O pesadelo de viver em estado vegetativo para sempre pode acabar

Cientistas franceses sugerem que a consciência pode ser restaurada.


Acima: cérebro antes da estimulação do nervo vago. Abaixo: depois da estimulação | Ilustração: Corazzol et al

A suposição de que ninguém sai do estado vegetativo depois de 12 meses inconsciente acaba de levar um choque de realidade. Cientistas franceses acabam de provar que a consciência pode ser restaurada, mesmo depois de muito tempo.

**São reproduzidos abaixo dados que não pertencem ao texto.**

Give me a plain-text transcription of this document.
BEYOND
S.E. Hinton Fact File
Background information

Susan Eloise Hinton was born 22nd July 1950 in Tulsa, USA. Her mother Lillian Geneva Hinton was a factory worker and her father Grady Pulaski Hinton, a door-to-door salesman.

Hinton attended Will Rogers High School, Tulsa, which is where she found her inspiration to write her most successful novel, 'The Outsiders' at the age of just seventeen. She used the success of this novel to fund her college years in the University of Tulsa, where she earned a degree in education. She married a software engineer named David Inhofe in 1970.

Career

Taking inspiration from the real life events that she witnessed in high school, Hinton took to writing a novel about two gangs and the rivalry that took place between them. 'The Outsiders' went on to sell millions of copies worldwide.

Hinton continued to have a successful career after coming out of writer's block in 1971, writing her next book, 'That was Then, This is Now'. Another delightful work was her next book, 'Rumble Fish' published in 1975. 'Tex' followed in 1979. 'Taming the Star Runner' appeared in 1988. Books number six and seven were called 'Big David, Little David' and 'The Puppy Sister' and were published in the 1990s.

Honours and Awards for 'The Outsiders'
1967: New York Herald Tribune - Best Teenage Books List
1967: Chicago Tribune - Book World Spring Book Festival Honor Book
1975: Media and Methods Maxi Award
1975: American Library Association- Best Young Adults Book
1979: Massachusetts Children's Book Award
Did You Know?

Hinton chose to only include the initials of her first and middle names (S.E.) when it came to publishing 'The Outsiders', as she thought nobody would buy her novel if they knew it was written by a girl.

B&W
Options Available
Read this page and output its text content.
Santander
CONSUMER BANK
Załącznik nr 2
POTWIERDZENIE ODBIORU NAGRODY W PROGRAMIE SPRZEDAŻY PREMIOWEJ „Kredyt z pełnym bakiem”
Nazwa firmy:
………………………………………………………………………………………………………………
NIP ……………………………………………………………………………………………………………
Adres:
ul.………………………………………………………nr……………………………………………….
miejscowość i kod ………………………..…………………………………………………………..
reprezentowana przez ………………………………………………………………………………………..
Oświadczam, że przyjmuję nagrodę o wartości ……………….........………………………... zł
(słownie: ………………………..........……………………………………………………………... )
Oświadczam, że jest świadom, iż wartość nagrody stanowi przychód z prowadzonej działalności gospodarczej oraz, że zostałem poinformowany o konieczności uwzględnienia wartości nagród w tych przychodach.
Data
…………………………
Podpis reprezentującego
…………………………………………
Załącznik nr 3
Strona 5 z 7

Eles restauraram a consciência mínima de um paciente que estava em estado vegetativo havia 15 anos. Seu estudo foi publicado ontem no jornal Current Biology.


A experiência foi conduzida pelo Instituto de Ciências Cognitivas Marc Jeannerod e pelo Hospital Neurológico Pierre Wertheimer, de Lyon, na França.


Os cientistas implantaram um estimulador do nervo vago no peito de um homem de 35 anos que havia sofrido um acidente de carro 15 anos atrás e desde então vegetava.


O nervo vago conecta o cérebro a várias partes do corpo, desempenhando funções básicas como acordar e ficar em alerta, entre outras.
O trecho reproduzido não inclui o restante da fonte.